Enhanced Carrier Transport Properties in GaN-Based Metal-Insulator-Semiconductor High Electron Mobility Transistor with SiN/Al2O3 Bi-Layer Passivation

Abstract

The impacts of SiN/Al2O3 bi-layer passivation on the carrier transport characteristics in GaN-based metal-insulator-semiconductor high electron mobility transistors (MISHEMTs) were studied. Various mechanical stresses, as measured by micro-Ramam spectroscopy, were introduced on the GaN channel according to the different passivation systems. The SiN dielectric layer deposited by plasma enhanced chemical vapor deposition on top of the GaN capping layer resulted in compressive stress. On the other hand, the Al2O3 passivation layer deposited by atomic layer deposition on SiN layer generated tensile stress, which compensated the compressive stress produced by the SiN layer. The correlation between the applied mechanical stress induced by the deposited dielectric layers and device performance of the GaN-based HEMT was also investigated.

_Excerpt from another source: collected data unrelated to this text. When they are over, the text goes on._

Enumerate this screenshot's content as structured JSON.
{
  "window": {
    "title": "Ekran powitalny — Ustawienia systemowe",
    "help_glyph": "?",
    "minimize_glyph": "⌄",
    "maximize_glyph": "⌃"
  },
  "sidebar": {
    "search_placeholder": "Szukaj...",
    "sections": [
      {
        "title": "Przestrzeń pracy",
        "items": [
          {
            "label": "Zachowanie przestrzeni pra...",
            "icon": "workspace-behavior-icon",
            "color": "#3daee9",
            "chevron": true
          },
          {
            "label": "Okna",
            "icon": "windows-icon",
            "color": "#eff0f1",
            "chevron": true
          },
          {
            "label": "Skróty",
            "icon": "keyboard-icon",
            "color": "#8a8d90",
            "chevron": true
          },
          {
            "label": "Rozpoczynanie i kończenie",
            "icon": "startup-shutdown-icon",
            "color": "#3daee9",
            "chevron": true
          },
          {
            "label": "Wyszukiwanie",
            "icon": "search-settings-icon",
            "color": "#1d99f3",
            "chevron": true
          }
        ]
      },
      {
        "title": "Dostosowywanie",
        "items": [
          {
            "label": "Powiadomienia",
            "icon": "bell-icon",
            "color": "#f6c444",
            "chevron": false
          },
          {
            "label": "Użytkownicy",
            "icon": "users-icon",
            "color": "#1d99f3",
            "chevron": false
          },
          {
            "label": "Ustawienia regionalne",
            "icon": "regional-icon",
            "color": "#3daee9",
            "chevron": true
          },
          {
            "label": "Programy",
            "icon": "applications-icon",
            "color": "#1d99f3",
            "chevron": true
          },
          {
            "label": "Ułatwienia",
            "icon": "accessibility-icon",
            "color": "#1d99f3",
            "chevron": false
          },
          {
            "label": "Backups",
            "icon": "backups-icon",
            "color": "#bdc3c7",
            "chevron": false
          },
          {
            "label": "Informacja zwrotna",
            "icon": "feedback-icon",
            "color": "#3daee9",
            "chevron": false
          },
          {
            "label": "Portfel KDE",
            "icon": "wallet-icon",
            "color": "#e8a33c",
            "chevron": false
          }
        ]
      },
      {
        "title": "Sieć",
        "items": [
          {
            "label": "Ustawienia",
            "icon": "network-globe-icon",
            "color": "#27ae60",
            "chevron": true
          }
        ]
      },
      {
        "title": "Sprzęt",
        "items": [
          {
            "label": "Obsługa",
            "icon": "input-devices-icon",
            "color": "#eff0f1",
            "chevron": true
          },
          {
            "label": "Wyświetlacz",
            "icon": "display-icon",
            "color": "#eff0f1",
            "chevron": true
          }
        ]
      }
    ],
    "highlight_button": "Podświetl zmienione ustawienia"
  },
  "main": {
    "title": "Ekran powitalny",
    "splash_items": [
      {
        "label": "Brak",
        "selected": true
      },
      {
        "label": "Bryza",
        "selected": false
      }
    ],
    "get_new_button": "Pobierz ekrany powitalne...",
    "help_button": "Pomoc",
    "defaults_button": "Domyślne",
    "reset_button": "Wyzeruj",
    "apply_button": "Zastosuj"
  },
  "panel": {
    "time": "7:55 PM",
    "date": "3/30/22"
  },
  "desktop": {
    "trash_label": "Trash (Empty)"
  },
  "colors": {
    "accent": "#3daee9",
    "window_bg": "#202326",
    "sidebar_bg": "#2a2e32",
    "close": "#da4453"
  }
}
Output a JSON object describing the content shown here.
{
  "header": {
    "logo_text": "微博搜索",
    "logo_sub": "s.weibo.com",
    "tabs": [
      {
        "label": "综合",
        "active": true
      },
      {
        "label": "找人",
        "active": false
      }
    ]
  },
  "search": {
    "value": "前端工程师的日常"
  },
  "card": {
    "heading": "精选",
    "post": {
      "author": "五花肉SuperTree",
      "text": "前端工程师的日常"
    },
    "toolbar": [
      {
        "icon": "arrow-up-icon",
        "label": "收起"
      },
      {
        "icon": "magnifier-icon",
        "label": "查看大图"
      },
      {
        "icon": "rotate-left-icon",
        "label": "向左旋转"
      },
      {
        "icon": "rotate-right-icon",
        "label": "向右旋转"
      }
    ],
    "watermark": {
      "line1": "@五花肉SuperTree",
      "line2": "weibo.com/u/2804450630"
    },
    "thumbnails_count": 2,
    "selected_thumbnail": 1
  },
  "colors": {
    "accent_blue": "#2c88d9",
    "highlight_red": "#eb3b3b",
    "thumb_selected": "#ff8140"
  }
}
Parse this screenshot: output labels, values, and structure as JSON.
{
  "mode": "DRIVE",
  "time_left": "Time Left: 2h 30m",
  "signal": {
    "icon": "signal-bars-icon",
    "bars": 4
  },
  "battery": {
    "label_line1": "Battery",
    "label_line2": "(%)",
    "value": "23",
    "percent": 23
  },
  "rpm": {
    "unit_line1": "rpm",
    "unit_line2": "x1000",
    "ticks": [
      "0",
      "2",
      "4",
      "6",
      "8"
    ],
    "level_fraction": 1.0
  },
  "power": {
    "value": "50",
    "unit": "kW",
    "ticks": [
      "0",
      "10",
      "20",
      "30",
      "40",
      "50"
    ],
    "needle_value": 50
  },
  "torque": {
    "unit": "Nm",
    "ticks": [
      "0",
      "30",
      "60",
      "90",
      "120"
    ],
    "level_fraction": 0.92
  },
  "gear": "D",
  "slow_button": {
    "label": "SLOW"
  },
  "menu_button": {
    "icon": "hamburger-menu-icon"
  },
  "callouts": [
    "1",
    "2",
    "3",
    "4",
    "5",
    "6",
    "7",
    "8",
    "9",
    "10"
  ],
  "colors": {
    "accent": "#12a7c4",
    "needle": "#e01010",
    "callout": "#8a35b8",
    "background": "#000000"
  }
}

When a slight tensile stress was applied on the GaN channel through the bi-layer passivation, the carrier transfer characteristics were improved in terms of carrier concentration at the AlGaN/GaN interface, as well as carrier mobility and sheet resistance compared to the high compressive stress condition. These results show that the mechanical stress engineering via optimized passivation process is a promising technique for the improvement of the device performance in GaN-based MISHEMTs.